Le 20 septembre dernier, j’étais l’invité de Public Sénat pour commenter l’action internationale de François Hollande

Le 20 septembre dernier, j’étais l’un des invités de l’émission « On va plus loin » avec Jean-Marie Bockel, Isabelle Veyrat-Masson et le Général Dominique Trinquand sur le bilan de la politique étrangères de François Hollande, à l’occasion de son intervention à l’ONU.

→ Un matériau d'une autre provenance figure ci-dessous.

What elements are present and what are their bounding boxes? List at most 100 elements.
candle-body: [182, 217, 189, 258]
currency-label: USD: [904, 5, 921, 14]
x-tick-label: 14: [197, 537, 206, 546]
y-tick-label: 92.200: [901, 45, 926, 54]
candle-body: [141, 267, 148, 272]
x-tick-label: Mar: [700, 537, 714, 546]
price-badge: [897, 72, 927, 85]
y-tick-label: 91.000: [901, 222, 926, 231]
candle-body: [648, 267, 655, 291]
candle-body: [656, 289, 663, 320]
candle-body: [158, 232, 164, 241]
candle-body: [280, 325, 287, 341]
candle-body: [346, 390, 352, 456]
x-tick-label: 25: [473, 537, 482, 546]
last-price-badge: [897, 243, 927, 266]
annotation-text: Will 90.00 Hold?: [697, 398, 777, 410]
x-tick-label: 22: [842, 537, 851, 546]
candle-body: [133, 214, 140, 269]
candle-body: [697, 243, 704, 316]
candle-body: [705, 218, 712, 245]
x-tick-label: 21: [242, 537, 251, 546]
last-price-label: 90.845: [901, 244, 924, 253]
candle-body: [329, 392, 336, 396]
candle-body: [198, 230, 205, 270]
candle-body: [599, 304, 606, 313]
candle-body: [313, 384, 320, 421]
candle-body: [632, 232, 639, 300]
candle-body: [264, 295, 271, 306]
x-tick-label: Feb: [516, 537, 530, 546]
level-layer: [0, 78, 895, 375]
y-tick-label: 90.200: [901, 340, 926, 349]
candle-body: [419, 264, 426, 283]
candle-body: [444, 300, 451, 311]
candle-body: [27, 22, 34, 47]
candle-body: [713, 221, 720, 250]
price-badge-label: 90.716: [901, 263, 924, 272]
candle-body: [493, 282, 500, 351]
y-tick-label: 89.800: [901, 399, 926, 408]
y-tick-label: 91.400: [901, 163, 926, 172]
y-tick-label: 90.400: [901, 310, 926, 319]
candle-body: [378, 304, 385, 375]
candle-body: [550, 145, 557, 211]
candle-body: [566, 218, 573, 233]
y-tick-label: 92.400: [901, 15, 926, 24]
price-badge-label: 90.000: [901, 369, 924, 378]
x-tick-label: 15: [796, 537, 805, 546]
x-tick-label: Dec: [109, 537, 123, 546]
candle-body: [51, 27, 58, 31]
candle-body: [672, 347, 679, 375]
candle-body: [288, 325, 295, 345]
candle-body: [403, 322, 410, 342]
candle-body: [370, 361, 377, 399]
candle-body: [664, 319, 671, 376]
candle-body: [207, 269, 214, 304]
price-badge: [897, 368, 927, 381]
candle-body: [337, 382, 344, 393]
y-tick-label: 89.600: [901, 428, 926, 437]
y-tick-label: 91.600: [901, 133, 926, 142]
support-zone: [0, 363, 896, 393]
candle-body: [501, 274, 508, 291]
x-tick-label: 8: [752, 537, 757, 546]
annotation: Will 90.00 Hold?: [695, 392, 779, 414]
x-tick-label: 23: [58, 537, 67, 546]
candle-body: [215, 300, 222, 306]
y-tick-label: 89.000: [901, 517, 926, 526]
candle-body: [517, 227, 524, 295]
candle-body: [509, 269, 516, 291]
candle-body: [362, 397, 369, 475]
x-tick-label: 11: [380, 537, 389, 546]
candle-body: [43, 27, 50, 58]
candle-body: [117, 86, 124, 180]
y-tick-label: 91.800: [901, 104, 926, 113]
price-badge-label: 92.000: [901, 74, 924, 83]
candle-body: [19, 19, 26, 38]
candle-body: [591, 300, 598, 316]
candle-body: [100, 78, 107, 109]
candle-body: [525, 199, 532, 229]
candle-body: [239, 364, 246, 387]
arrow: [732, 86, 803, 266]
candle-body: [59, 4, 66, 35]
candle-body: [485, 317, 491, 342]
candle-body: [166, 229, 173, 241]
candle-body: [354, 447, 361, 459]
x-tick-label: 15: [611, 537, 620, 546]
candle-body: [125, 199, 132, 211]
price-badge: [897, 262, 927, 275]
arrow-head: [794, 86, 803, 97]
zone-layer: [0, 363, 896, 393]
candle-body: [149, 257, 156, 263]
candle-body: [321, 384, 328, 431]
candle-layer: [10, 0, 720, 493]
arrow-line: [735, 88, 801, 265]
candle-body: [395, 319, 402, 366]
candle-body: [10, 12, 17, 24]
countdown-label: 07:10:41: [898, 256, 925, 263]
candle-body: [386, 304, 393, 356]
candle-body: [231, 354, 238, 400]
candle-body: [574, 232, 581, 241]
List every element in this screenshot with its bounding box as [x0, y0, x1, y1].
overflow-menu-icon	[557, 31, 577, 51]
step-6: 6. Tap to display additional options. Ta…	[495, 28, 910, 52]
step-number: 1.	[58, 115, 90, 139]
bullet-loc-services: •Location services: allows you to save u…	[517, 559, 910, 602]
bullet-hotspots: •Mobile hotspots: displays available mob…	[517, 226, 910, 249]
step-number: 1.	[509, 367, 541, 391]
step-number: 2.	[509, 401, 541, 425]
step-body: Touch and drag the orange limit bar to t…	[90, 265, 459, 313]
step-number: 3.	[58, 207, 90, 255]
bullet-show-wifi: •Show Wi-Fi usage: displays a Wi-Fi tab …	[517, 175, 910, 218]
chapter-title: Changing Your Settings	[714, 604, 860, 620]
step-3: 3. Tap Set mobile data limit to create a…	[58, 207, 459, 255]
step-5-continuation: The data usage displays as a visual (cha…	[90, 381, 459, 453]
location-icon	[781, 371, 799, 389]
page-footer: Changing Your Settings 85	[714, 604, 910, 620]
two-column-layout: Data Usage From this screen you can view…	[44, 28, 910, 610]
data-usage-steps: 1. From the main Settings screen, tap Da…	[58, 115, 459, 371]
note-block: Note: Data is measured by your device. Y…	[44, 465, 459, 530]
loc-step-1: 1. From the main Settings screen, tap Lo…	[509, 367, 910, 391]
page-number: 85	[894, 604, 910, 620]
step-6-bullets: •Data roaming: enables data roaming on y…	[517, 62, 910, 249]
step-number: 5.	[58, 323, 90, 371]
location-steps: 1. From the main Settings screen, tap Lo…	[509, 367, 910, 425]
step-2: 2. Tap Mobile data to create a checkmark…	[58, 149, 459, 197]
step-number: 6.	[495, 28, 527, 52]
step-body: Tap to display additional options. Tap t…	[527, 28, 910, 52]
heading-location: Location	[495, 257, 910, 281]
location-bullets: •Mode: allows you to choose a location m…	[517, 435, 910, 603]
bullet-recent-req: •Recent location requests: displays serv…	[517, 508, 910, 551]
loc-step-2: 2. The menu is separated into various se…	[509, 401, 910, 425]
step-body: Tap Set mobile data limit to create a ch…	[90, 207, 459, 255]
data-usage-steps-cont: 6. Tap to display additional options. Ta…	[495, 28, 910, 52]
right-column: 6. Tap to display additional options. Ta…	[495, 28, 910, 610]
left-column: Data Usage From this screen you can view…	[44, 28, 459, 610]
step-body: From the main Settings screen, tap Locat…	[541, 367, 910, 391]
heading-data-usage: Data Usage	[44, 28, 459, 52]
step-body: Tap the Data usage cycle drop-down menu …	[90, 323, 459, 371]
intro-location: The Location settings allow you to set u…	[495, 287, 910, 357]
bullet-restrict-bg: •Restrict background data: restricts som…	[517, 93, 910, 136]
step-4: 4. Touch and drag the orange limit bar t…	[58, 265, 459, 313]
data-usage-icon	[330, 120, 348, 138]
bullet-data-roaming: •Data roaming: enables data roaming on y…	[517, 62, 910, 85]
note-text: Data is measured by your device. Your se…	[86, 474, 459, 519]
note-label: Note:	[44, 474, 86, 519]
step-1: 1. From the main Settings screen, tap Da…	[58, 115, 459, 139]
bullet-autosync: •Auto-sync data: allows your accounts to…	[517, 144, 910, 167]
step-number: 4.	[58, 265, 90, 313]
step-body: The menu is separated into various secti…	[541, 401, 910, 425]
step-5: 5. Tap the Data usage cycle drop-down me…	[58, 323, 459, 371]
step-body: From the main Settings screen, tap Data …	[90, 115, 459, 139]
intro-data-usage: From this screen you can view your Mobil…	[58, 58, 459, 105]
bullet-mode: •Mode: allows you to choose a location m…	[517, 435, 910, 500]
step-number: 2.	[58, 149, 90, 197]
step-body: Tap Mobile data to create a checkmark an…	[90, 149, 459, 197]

http://replay.publicsenat.fr/…/jean-marie-bockel,ber…/217348

Alors que François Hollande a eu des paroles très fortes lors de son allocation à l’ONU sur les crimes en cours en Syrie, c’est sur ce point que le bilan effectif est assez contesté. Les intentions, les indignations exprimées depuis 2012 n’ayant pas permis de faire émerger une solution politique par la négociation et/ou avec un rapport de force suffisant. Le jeux des grandes puissances conduit aujourd’hui à un atroce crime contre l’humanité que le monde regarde en direct et en spectateur.

François Hollande a su reconstruire une relation apaisée avec des pays comme le Mexique, le Japon, l’Algérie, la Turquie…

Au Mali, en Centrafrique les interventions françaises furent indispensables à un moment critique.

Avec l’Iran, même si j’ai été sceptique à certains moments, l’action de la France a permis de rendre l’accord avec l’Iran acceptable à ceux qui le contestaient par principe.

En Ukraine, c’est une initiative franco-allemande qui a évité le pire, même si les accords de Minsk restent une feuille de route contestée, et dont les principes relatifs au respect du territoire ukrainien ne sont pas mis en œuvre.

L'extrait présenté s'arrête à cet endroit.